Горбачев выходил из машины, разговаривал на улицах с «народом». На это смотрели с усталым скепсисом. Провинциальный южнорусский говорок, уклончивые, вкрадчивые и вместе странно убедительные интонации. Говорил, однако, без бумажки, лицо моложавое, смышленое — живой человек, не мумия.
М. С. Горбачев в Куйбышевской области. 1986
Начиналось, как и водится, с кампании. На этот раз антиалкогольной. Уже через год крымский институт виноделия симферопольские экскурсоводы стыдливо, но вполне официально называли «Институт производимых из винограда продуктов», водка подорожала и стала дефицитом, алкоголики напивались, что называется, «передним числом». Появились новые заклинания: «ускорение», «интенсификация», — под горячую руку в Ленинграде открылся гигантский «Павильон интенсификации». Слово «перестройка» вошло в наш общественный словарь позднее. Причем занятно: сначала скорее его воспринимали как обычный агитационный термин — понятие опошлили и заболтали еще до того, как оно стало исторической категорией. Один телевизионный «Прожектор перестройки» чего стоил — разухабисто уличающая передача, счастливо сочетающая в себе черты «Фитиля» и «Телекурьера». Каждый боялся не перестроиться вовремя и не преуспеть в очередной кампании.
Конечно же, в Ленинградском союзе художников устроили круглый стол. Один из моих остроумных коллег ядовито предостерег от ударных выставок вроде «Перестройки на марше» или «Шагов перестройки». Дальше все пошло серьезно и даже страстно. «Я понимаю перестройку так, — сказал один весьма известный и гибкий живописец, носитель многих званий и наград. — Мой колорит должен быть еще тоньше, рисунок еще искуснее, композиция — еще более сгармонированной!» Что тут скажешь. А почтенный, увешанный званиями и медалями знаменитый руководитель Союза художников, уверяя почтенное собрание, что надо «жить не по лжи», страстно вдруг возмутился, что на памятной доске на союзовской лестнице в числе жертв войны нет имени Филонова! Право, я растрогался бы его порывом, если бы не помнил (слишком хорошо!), как лет десять назад он заявил, что имя Филонова появится здесь только через его труп.
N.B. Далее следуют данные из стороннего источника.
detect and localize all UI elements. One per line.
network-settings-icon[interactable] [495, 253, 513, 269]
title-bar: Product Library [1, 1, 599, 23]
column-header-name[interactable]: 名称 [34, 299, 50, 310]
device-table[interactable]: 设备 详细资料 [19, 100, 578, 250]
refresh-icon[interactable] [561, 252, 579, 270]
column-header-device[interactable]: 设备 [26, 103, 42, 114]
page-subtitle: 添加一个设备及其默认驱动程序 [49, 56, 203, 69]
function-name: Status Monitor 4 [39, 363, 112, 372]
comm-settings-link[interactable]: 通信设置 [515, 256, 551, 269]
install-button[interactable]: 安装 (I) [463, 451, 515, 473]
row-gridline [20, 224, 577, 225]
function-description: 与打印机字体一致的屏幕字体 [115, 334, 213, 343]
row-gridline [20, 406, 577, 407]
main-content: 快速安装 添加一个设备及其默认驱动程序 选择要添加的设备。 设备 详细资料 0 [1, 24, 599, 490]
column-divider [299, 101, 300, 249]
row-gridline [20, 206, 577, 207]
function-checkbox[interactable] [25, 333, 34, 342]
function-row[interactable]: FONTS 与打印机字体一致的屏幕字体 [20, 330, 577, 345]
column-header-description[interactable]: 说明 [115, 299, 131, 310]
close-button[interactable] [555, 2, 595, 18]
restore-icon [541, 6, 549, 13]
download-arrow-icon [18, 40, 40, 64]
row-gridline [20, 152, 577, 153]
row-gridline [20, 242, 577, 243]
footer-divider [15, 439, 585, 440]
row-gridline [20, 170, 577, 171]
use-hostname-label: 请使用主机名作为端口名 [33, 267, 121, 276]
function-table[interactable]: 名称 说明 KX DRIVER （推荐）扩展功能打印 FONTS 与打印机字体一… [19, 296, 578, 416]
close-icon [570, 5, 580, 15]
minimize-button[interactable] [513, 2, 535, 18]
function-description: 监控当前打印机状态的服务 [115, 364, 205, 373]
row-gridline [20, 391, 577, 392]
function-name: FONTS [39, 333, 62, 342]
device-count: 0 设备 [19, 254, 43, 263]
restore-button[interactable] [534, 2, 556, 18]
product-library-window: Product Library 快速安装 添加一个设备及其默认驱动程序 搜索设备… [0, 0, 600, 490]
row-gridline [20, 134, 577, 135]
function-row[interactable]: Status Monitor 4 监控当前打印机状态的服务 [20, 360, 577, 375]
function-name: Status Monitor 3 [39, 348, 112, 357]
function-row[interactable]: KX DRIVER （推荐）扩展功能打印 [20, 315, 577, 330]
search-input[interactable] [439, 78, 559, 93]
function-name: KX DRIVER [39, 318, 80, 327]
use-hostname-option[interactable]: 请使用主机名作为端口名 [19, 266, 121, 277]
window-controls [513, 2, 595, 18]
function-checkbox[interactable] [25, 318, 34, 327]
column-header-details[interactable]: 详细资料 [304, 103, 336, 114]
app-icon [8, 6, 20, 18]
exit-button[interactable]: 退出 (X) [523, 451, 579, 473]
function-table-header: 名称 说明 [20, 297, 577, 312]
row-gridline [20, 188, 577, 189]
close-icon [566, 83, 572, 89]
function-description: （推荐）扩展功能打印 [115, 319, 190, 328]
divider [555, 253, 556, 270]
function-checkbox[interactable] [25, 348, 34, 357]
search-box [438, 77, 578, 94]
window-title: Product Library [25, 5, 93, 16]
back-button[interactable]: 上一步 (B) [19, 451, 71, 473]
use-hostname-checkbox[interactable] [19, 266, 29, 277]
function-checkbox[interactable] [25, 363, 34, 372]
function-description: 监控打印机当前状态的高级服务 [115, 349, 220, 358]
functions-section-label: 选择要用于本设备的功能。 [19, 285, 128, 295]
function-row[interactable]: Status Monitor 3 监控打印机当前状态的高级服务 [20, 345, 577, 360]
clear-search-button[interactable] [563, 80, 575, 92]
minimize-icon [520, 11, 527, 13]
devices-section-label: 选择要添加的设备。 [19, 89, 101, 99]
Все же происходило что-то не только идиотическое.
Постепенно, без деклараций, сначала едва заметно, потом стремительно стала отступать цензура.
А летом 1985 года в первый и последний раз в жизни мы вместе с мамой поехали в Дом творчества художников под Ригой. Маме шел восемьдесят первый год, она резко, тревожно слабела, даже подняться с платформы в вагон было мучением, поездка казалась рискованной авантюрой, но привлекательной для мамы донельзя.
Мы доехали счастливо и весело, Дом творчества оказался по тогдашним меркам вполне комфортабельным, прилично кормили, море — рядом, никаких бытовых забот. Я чувствовал, и мама тоже, — будто жизнь как-то отодвигалась от нее, оставляя ее в светлом мире беспечального, но уже отчасти и мнимого существования. Она стала почти беспомощной, я инстинктивно взял на себя заботу о тех бытовых мелочах, которые раньше и вовсе меня не касались. А дни в Юрмале текли безмятежно, мы гуляли, ездили даже в Ригу, были и на концерте — слушали Шнитке, а какая-то обреченность была, или просто так мнится мне сейчас.
Шел июль. Мы с мамой были единственными ленинградцами, поэтому, наверное, к нам рванулись знакомые и малознакомые коллеги по отдыху: «Вашего-то Романова сняли!» А надо сказать, что злобный обскурант — секретарь Ленинградского обкома и член политбюро ЦК Григорий Васильевич Романов был одной из самых отвратительных (в либерально-приблизительных представлениях, а скорее всего, и на самом деле) фигур большевистского ареопага.
Кажется, тогда мы поняли, что старая система дрогнула. Но никто еще не знал, как она прочна и какова будет ее агония.
Людмила Владимировна Герман. Последняя фотография. 1980-е
«Другая жизнь». 1987–1989
Так внезапно и быстро наступила другая жизнь!
Второго мая 1987 года я шел через Дворцовую площадь. Предвечернее солнце светило легко, пуста и тиха была площадь после вчерашних гуляний, еще не убрали трибуны. И что-то совершенно непонятное, новое, даже тревожное ощущалось в этой отчасти праздничной, но уже успокоившейся площади. Она казалась куда более безлюдной и мирной, чем в обычные «табельные» дни.
Не сразу я понял: на стенах не было портретов.